Just like expected goals models, which take an average of thousands upon thousands of previous similar shots, passing quality models exist. But it takes a lot of passes for them to become useful, even though a player makes far more passes than shots per season.

Why? Because football is a sport where the phases of play change so frequently. Two shots in the same part of the pitch generally have a lot in common. Two passes in the same part of the pitch can be radically different, mostly down to where the opposition are. Are the they pressing or dropping off, settled or still in transition?

By focussing on the problem of sample sizes, statistical analysts (arguably) haven’t focussed enough on football. Sure, a player might show up well in a passing model, but what types of passes are they asked to play at their current club, and what type of passes will they be asked to play at their new club. How does the player perform at those?

The principal applies to all facets of the game: shooting, dribbling, passing, tackling. Thinking about football more in terms of its fundamental building blocks rather than what can be gleaned through averages might help yield more useful results.

The big problem, and it’s not sample sizes

There’s a fairly major stumbling block, though. A lot of football data doesn’t lend itself to being applied to football.

Do you want to know what foot a player makes a pass with? With several major data companies, you can’t. Do you want to know what direction a tackler is coming at their prey from — heading away from their goal, meeting a forward (probably) head-on, or facing their own goal, making up ground, backwards pressing? You can’t. But these would be useful things to know.

Football is a very messy sport. Only a very small part of the game is made of set-plays, like cricket or baseball, and the ball is moved across the pitch with the feet, which makes control much harder.

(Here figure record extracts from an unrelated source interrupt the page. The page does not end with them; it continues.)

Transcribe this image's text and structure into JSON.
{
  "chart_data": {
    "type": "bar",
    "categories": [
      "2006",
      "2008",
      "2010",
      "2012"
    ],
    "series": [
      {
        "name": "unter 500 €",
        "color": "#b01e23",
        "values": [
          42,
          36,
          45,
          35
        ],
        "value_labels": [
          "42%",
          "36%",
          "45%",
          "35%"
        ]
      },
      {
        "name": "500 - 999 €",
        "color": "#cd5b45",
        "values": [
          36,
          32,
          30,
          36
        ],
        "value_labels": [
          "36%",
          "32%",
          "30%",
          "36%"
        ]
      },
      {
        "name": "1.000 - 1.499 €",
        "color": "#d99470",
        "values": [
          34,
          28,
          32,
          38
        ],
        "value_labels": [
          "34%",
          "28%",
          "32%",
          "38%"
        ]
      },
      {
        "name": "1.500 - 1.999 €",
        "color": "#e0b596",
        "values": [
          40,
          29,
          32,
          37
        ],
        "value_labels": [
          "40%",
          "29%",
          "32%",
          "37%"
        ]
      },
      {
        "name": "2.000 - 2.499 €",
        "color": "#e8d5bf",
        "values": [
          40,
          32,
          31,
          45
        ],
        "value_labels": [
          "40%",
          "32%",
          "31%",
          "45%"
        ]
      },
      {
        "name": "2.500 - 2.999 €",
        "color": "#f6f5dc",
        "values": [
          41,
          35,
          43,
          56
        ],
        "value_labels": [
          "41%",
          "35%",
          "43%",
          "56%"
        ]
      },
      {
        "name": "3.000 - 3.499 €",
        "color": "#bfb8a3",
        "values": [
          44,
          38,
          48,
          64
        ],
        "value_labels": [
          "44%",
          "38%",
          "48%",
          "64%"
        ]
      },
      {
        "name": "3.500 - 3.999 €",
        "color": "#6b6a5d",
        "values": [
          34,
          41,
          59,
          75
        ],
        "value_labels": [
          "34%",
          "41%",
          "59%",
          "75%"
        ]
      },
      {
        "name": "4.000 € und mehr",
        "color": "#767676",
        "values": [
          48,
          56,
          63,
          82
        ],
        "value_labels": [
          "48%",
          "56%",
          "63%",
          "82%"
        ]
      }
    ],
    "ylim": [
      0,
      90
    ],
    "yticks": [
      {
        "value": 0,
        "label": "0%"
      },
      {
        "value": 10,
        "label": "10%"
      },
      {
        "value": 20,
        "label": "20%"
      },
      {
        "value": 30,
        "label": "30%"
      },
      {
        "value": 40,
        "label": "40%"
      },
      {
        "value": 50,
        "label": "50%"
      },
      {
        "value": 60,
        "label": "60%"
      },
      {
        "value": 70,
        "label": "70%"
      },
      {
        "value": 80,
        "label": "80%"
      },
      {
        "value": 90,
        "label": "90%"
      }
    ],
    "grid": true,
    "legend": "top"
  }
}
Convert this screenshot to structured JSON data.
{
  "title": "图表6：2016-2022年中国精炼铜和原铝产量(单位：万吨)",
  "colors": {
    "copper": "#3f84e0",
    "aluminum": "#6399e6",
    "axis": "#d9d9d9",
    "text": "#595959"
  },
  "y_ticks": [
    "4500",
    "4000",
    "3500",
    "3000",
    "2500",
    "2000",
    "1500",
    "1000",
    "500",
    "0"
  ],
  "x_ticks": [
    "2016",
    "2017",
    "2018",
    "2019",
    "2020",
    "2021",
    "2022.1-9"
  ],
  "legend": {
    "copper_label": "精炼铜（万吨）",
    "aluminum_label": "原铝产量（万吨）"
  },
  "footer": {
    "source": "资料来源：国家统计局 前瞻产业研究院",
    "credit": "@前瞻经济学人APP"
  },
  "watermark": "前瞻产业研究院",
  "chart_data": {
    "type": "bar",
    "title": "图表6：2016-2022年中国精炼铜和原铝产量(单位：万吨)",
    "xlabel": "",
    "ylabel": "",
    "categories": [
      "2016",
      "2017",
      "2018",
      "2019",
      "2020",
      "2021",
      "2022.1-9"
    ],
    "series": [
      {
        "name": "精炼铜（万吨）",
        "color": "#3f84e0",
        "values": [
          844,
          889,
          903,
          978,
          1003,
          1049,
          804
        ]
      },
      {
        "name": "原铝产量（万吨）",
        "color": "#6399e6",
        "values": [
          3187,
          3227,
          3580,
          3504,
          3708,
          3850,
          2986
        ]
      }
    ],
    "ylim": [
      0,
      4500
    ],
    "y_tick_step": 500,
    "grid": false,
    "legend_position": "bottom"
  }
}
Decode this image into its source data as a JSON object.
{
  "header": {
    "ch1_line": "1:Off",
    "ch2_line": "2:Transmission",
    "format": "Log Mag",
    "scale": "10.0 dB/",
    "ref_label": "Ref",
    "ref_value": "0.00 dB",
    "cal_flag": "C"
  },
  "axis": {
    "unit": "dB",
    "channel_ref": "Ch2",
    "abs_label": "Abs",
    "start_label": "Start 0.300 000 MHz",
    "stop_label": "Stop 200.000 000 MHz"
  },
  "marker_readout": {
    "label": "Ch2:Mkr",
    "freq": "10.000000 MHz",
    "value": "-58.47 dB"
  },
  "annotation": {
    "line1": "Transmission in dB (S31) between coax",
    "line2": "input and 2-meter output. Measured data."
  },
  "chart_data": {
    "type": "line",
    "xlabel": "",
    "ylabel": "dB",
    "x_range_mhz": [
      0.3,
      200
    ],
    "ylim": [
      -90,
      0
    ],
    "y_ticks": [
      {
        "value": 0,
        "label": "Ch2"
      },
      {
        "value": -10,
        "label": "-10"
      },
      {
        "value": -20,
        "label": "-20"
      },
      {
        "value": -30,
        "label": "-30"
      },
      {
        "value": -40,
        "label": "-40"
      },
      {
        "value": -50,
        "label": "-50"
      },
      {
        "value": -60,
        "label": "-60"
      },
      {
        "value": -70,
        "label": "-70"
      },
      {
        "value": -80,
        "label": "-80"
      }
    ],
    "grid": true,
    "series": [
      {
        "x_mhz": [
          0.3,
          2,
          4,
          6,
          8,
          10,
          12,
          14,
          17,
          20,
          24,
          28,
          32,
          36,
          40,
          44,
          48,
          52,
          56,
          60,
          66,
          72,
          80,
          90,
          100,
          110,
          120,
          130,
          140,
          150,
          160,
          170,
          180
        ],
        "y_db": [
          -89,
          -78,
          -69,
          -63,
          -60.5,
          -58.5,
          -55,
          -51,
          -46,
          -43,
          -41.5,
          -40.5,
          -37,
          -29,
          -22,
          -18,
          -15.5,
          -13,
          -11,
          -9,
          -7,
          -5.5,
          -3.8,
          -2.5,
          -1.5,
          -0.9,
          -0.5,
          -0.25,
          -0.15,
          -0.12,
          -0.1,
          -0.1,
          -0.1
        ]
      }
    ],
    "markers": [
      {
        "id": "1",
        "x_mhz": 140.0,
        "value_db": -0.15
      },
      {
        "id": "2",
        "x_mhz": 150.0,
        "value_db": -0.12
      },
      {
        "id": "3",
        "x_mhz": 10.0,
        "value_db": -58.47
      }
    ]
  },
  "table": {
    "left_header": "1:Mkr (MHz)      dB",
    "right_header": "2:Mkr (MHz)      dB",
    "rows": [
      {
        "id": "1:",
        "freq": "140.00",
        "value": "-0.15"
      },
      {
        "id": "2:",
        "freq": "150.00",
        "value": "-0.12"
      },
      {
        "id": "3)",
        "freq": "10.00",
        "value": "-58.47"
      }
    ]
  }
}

It’s almost like it was designed to make it as hard as possible to quantify.

A step back

This is all very well and good, and splitting the game up into component parts — which might even highlight transferable skills between different roles on the pitch — but there’s also a larger matter. What is football a sport of?

We know that possession isn’t the be-all and end-all — Burnley results and Sky Sports News pundits make sure that message gets drilled home well and good. Territory isn’t the be-all and end-all either. It’s a means to an end, sure, but the value of expected goals shows that it’s only a very particular area of the penalty area that’s the key.

Underlining the 'football' in 'football analytics'
An image from a BBC Sport explainer on expected goals, showing the average chance of scoring from areas inside the box.

Football, one could say, is a game where you’re trying to get the most control possible in that area in front of the opponents’ goal. Everything else is window dressing (or, more accurately, a mixture of philosophy and practicality in creating chances in that area).

Some of the people at the cutting edge of football analytics are moving towards ‘pitch control’ models using tracking data. Thanks to the (enormously) large trove of information available, at any one time they determine which team has ‘control’ of areas of the pitch.

Football should inform the approach to the data, but it’ll be interesting to see whether, in the future, working with this type of data could inform football. Could the models work out the best ways to create a control advantage in front of goal from any given situation?

More importantly for the vast number of us who don’t have access to either tracking data or the capabilities to work with it, should we incorporate this idea into how we approach using more traditional and widespread event data?

Nobody ever talks about the magic of the league, and nobody ever talks about the magic of data either. But they should. Because even though both work best with larger sample sizes, the possibilities for surprise and exploration is tremendous.